Hammon, 529 So.2d 625, 628 (Miss. 1988)). And
"[z]oning ordinances should be given a fair and
reasonable construction, in the light of their terminology,
the objects sought to be obtained, the natural import of the
words used in common and accepted usage, the setting in which
they are employed, and the general structure of the zoning
ordinance as a whole." City of Gulfport v.
Daniels, 231 Miss. 599, 604-05, 97 So.2d 218, 220
(1957). A key function of a county board, city council, or
board of aldermen is to interpret its zoning
ordinances. And "[t]he cardinal rule in construction of
zoning ordinances is to give effect to the intent of the
lawmaking body." Columbus & Greenville Ry. Co.
v. Scales, 578 So.2d 275, 279 (Miss. 1991) (citations
omitted). Local boards are in the most advantageous position
to interpret and apply local ordinances. That is why
"[i]n construing a zoning ordinance . . . great weight
should be given to the construction placed upon the words by
the local authorities." Id. (citations
omitted). But our courts are certainly not bound by a
board's interpretation of a local ordinance if it is
"manifestly unreasonable." Id. And we will
reverse in such instances.
As to the ordinance's application, this Court will affirm
a board's zoning decision unless it is clearly
"arbitrary, capricious, discriminatory, illegal, or
without [a] substantial evidentiary basis." Drews v.
City of Hattiesburg, 904 So.2d 138, 140 (Miss. 2005)
(citing Perez v. Garden Isle Cmty. Ass'n, 882
So.2d 217, 219 (Miss. 2004); Carpenter v. City of
Petal, 699 So.2d 928, 932 (Miss. 1997)). If a
board's zoning decision is "fairly debatable[,
]" we will not reverse it. Id.
Justice Coleman recognizes this Court's precedent but
advocates we change the law and pursue a new approach. What
he prefers is a purely de novo review, giving absolutely no
deference to interpretations by local governing boards. We
disagree with the wisdom of this suggestion. We also see no
constitutional infirmity in our present law.
The first problem with this suggested change is that it
overlooks the practical reality that, to resolve zoning
issues, local governing boards must interpret
ordinances to apply them. If we were to accept this
logic to its ultimate conclusion, local boards would have to
stop and run to the courthouse for guidance every time an
ordinance-interpretation question arises.
Second, Mississippi's law does not run afoul of Sections
1 and 2 of our Constitution. The Board is not overstepping
its bounds into the judiciary's role by interpreting
local ordinances. The Board is simply acting within its own
established role as creator and enforcer of local law.
Similarly, by giving deference to a local board's
interpretation, we are not ceding our judicial power.

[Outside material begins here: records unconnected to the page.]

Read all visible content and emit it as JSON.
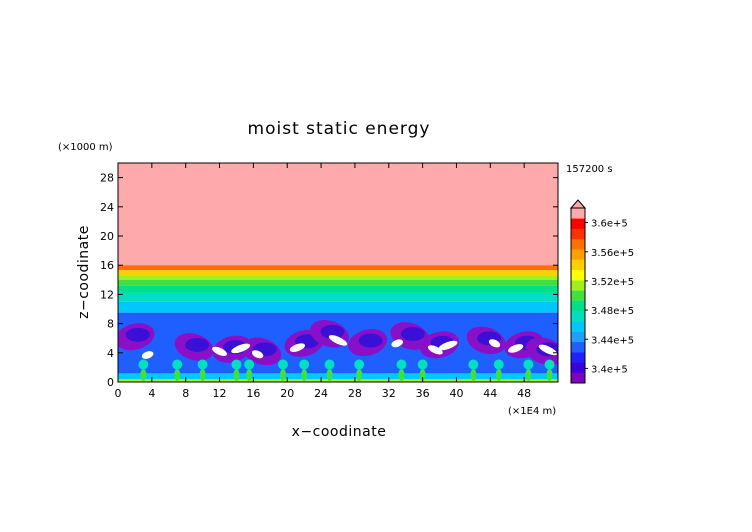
{
  "chart_data": {
    "type": "heatmap",
    "title": "moist static energy",
    "xlabel": "x−coodinate",
    "ylabel": "z−coodinate",
    "x_unit": "(×1E4 m)",
    "y_unit": "(×1000 m)",
    "time_label": "157200 s",
    "xlim": [
      0,
      52
    ],
    "ylim": [
      0,
      30
    ],
    "x_ticks": [
      0,
      4,
      8,
      12,
      16,
      20,
      24,
      28,
      32,
      36,
      40,
      44,
      48
    ],
    "y_ticks": [
      0,
      4,
      8,
      12,
      16,
      20,
      24,
      28
    ],
    "colorbar": {
      "range": [
        338000,
        362000
      ],
      "labels": [
        "3.4e+5",
        "3.44e+5",
        "3.48e+5",
        "3.52e+5",
        "3.56e+5",
        "3.6e+5"
      ],
      "label_values": [
        340000,
        344000,
        348000,
        352000,
        356000,
        360000
      ],
      "colors": [
        "#7f00bf",
        "#3f00e0",
        "#2020ff",
        "#1f5fff",
        "#1fa0ff",
        "#00c8ff",
        "#00e0c0",
        "#00e08a",
        "#40e040",
        "#a0f020",
        "#ffff00",
        "#ffd000",
        "#ffa000",
        "#ff7000",
        "#ff3000",
        "#ff0000",
        "#ffaaaa"
      ],
      "extend": "max"
    },
    "layers": [
      {
        "z_range": [
          16,
          30
        ],
        "level": 362000
      },
      {
        "z_range": [
          15.3,
          16
        ],
        "level": 357500
      },
      {
        "z_range": [
          14.6,
          15.3
        ],
        "level": 355500
      },
      {
        "z_range": [
          14,
          14.6
        ],
        "level": 352500
      },
      {
        "z_range": [
          13.2,
          14
        ],
        "level": 350500
      },
      {
        "z_range": [
          12.2,
          13.2
        ],
        "level": 348500
      },
      {
        "z_range": [
          11,
          12.2
        ],
        "level": 347000
      },
      {
        "z_range": [
          9.5,
          11
        ],
        "level": 345500
      },
      {
        "z_range": [
          0,
          9.5
        ],
        "level": 343500
      }
    ],
    "low_blobs": [
      {
        "x": 2,
        "z": 6.2
      },
      {
        "x": 9,
        "z": 4.8
      },
      {
        "x": 13.5,
        "z": 4.5
      },
      {
        "x": 17,
        "z": 4.2
      },
      {
        "x": 22,
        "z": 5.3
      },
      {
        "x": 25,
        "z": 6.6
      },
      {
        "x": 29.5,
        "z": 5.4
      },
      {
        "x": 34.5,
        "z": 6.3
      },
      {
        "x": 38,
        "z": 5.1
      },
      {
        "x": 43.5,
        "z": 5.7
      },
      {
        "x": 48,
        "z": 5.1
      },
      {
        "x": 50.5,
        "z": 4.2
      }
    ],
    "white_blobs": [
      {
        "x": 3.5,
        "z": 3.7
      },
      {
        "x": 12,
        "z": 4.2
      },
      {
        "x": 14.5,
        "z": 4.6
      },
      {
        "x": 16.5,
        "z": 3.8
      },
      {
        "x": 21.2,
        "z": 4.7
      },
      {
        "x": 26,
        "z": 5.7
      },
      {
        "x": 33,
        "z": 5.3
      },
      {
        "x": 37.5,
        "z": 4.4
      },
      {
        "x": 39,
        "z": 5.0
      },
      {
        "x": 44.5,
        "z": 5.3
      },
      {
        "x": 47,
        "z": 4.6
      },
      {
        "x": 50.8,
        "z": 4.4
      }
    ],
    "surface_plumes": [
      3,
      7,
      10,
      14,
      15.5,
      19.5,
      22,
      25,
      28.5,
      33.5,
      36,
      42,
      45,
      48.5,
      51
    ]
  }
}
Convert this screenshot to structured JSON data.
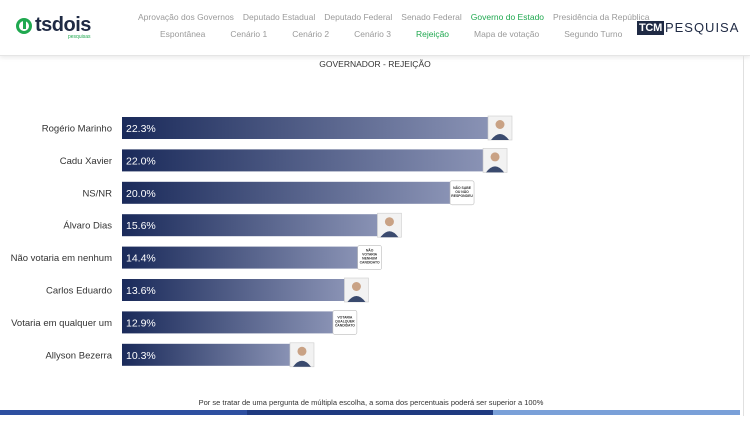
{
  "brand_left": {
    "name": "tsdois",
    "tagline": "pesquisas"
  },
  "brand_right": {
    "tcm": "TCM",
    "pesquisa": "PESQUISA"
  },
  "nav": {
    "row1": [
      {
        "label": "Aprovação dos Governos",
        "active": false
      },
      {
        "label": "Deputado Estadual",
        "active": false
      },
      {
        "label": "Deputado Federal",
        "active": false
      },
      {
        "label": "Senado Federal",
        "active": false
      },
      {
        "label": "Governo do Estado",
        "active": true
      },
      {
        "label": "Presidência da República",
        "active": false
      }
    ],
    "row2": [
      {
        "label": "Espontânea",
        "active": false
      },
      {
        "label": "Cenário 1",
        "active": false
      },
      {
        "label": "Cenário 2",
        "active": false
      },
      {
        "label": "Cenário 3",
        "active": false
      },
      {
        "label": "Rejeição",
        "active": true
      },
      {
        "label": "Mapa de votação",
        "active": false
      },
      {
        "label": "Segundo Turno",
        "active": false
      }
    ]
  },
  "chart_data": {
    "type": "bar",
    "orientation": "horizontal",
    "title": "GOVERNADOR - REJEIÇÃO",
    "categories": [
      "Rogério Marinho",
      "Cadu Xavier",
      "NS/NR",
      "Álvaro Dias",
      "Não votaria em nenhum",
      "Carlos Eduardo",
      "Votaria em qualquer um",
      "Allyson Bezerra"
    ],
    "values": [
      22.3,
      22.0,
      20.0,
      15.6,
      14.4,
      13.6,
      12.9,
      10.3
    ],
    "value_labels": [
      "22.3%",
      "22.0%",
      "20.0%",
      "15.6%",
      "14.4%",
      "13.6%",
      "12.9%",
      "10.3%"
    ],
    "markers": [
      {
        "kind": "photo",
        "text": ""
      },
      {
        "kind": "photo",
        "text": ""
      },
      {
        "kind": "badge",
        "text": "NÃO SABE OU NÃO RESPONDEU"
      },
      {
        "kind": "photo",
        "text": ""
      },
      {
        "kind": "badge",
        "text": "NÃO VOTARIA NENHUM CANDIDATO"
      },
      {
        "kind": "photo",
        "text": ""
      },
      {
        "kind": "badge",
        "text": "VOTARIA QUALQUER CANDIDATO"
      },
      {
        "kind": "photo",
        "text": ""
      }
    ],
    "bar_color_start": "#1a2a5a",
    "bar_color_end": "#8a93b5",
    "xlim": [
      0,
      23
    ]
  },
  "footnote": "Por se tratar de uma pergunta de múltipla escolha, a soma dos percentuais poderá ser superior a 100%",
  "bottom_bar_colors": [
    "#2e4fa0",
    "#1f3a80",
    "#7aa0d8"
  ]
}
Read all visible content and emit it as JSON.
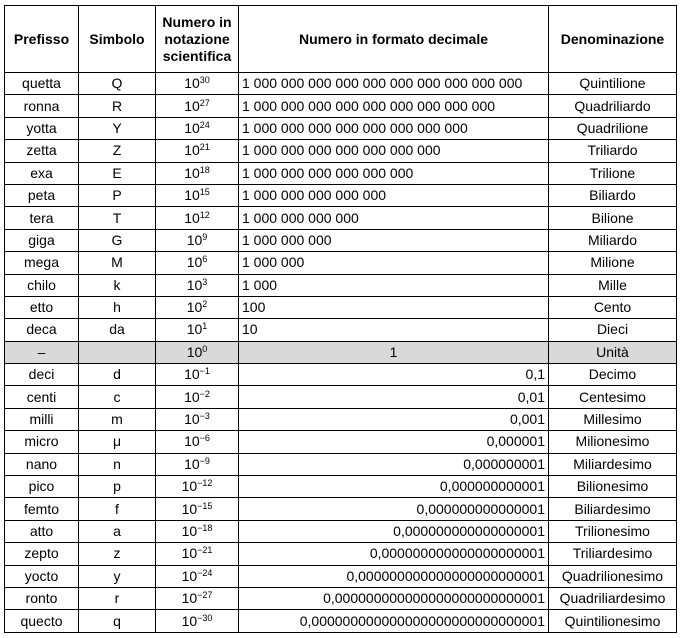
{
  "table": {
    "headers": [
      "Prefisso",
      "Simbolo",
      "Numero in notazione scientifica",
      "Numero in formato decimale",
      "Denominazione"
    ],
    "rows": [
      [
        "quetta",
        "Q",
        "10",
        "30",
        "1 000 000 000 000 000 000 000 000 000 000",
        "Quintilione"
      ],
      [
        "ronna",
        "R",
        "10",
        "27",
        "1 000 000 000 000 000 000 000 000 000",
        "Quadriliardo"
      ],
      [
        "yotta",
        "Y",
        "10",
        "24",
        "1 000 000 000 000 000 000 000 000",
        "Quadrilione"
      ],
      [
        "zetta",
        "Z",
        "10",
        "21",
        "1 000 000 000 000 000 000 000",
        "Triliardo"
      ],
      [
        "exa",
        "E",
        "10",
        "18",
        "1 000 000 000 000 000 000",
        "Trilione"
      ],
      [
        "peta",
        "P",
        "10",
        "15",
        "1 000 000 000 000 000",
        "Biliardo"
      ],
      [
        "tera",
        "T",
        "10",
        "12",
        "1 000 000 000 000",
        "Bilione"
      ],
      [
        "giga",
        "G",
        "10",
        "9",
        "1 000 000 000",
        "Miliardo"
      ],
      [
        "mega",
        "M",
        "10",
        "6",
        "1 000 000",
        "Milione"
      ],
      [
        "chilo",
        "k",
        "10",
        "3",
        "1 000",
        "Mille"
      ],
      [
        "etto",
        "h",
        "10",
        "2",
        "100",
        "Cento"
      ],
      [
        "deca",
        "da",
        "10",
        "1",
        "10",
        "Dieci"
      ],
      [
        "–",
        "",
        "10",
        "0",
        "1",
        "Unità"
      ],
      [
        "deci",
        "d",
        "10",
        "−1",
        "0,1",
        "Decimo"
      ],
      [
        "centi",
        "c",
        "10",
        "−2",
        "0,01",
        "Centesimo"
      ],
      [
        "milli",
        "m",
        "10",
        "−3",
        "0,001",
        "Millesimo"
      ],
      [
        "micro",
        "μ",
        "10",
        "−6",
        "0,000001",
        "Milionesimo"
      ],
      [
        "nano",
        "n",
        "10",
        "−9",
        "0,000000001",
        "Miliardesimo"
      ],
      [
        "pico",
        "p",
        "10",
        "−12",
        "0,000000000001",
        "Bilionesimo"
      ],
      [
        "femto",
        "f",
        "10",
        "−15",
        "0,000000000000001",
        "Biliardesimo"
      ],
      [
        "atto",
        "a",
        "10",
        "−18",
        "0,000000000000000001",
        "Trilionesimo"
      ],
      [
        "zepto",
        "z",
        "10",
        "−21",
        "0,000000000000000000001",
        "Triliardesimo"
      ],
      [
        "yocto",
        "y",
        "10",
        "−24",
        "0,000000000000000000000001",
        "Quadrilionesimo"
      ],
      [
        "ronto",
        "r",
        "10",
        "−27",
        "0,000000000000000000000000001",
        "Quadriliardesimo"
      ],
      [
        "quecto",
        "q",
        "10",
        "−30",
        "0,000000000000000000000000000001",
        "Quintilionesimo"
      ]
    ]
  }
}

In the
cases that have applied a deferential standard of review,
this Court has never suggested we lack authority to reverse a
board's decision. Instead, what we have recognized is the
obvious-that a local board is in the best position to
interpret its own local ordinances. Thus, by giving great
weight to the Board's interpretation, we ensure we stick
to our constitutional role as the judiciary. And we restrain
our branch from becoming a super-municipal board-a role that
would certainly usurp the powers of the local governing body.
The Board's Decision
With this standard in mind, the Ordinance clearly defines the
permitted uses for each of the two relevant sections-A-1
zoning under Section 501 and R-1 zoning under Section 601.